Member of the Mississippi State Senate from the 26th district
- Member
- Assumed office January 6, 2026
- Preceded by: John Horhn

Personal details
- Born: January 7, 1983 (age 43)
- Party: Democratic
- Alma mater: Mississippi State University (BA) Mississippi College School of Law (JD)
- Website: kmumford4senate.com

= Kamesha Mumford =

American politician

Kamesha Brown Mumford is an American politician who serves as a member of the Mississippi State Senate for the 26th district. A member of the Democratic Party, Mumford was elected in a special election in 2025.

== Early life ==
Kamesha Mumford was born in Canton, Mississippi. She earned a bachelor's degree in political science with a concentration in women's studies from Mississippi State University and a Juris Doctor from the Mississippi College School of Law.

== Career ==
Mumford works as an attorney in Jackson, Mississippi, focusing in real estate and tax sale law.
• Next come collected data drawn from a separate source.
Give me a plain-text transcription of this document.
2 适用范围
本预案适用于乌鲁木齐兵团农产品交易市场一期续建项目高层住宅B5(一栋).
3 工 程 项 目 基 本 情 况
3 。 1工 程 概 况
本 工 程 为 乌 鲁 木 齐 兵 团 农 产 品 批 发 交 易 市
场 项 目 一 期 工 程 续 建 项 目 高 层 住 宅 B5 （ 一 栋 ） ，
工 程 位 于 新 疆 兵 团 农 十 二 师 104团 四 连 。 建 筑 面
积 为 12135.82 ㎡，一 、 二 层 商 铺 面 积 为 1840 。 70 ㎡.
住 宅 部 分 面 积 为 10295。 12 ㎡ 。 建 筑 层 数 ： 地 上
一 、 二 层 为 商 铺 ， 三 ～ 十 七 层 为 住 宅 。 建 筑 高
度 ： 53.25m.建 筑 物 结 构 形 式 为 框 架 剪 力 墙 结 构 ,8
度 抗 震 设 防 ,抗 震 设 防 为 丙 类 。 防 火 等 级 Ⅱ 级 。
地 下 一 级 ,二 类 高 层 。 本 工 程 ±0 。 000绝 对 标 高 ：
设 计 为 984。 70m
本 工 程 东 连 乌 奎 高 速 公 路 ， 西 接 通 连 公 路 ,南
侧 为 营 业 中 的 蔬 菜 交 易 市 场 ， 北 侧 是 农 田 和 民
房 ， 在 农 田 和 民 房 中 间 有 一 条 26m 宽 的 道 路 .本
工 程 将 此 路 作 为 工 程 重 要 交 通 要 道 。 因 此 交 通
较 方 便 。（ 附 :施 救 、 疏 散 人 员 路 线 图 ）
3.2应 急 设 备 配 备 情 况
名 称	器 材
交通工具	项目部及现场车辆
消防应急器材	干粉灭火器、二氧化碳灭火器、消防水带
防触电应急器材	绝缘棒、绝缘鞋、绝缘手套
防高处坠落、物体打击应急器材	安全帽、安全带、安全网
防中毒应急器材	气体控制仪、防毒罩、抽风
She is a founding partner of Mumford & Mumford Law, which she runs with her husband, Hinds County Prosecuting Attorney Gerald Mumford.

She previously served as a municipal court judge in Canton, Mississippi, a position she occupied since 2013 before joining the state senate. She was elected as the president of the Mississippi Municipal Judges Association in 2017.

== Personal life ==
She is married to Gerald Mumford. They have two children.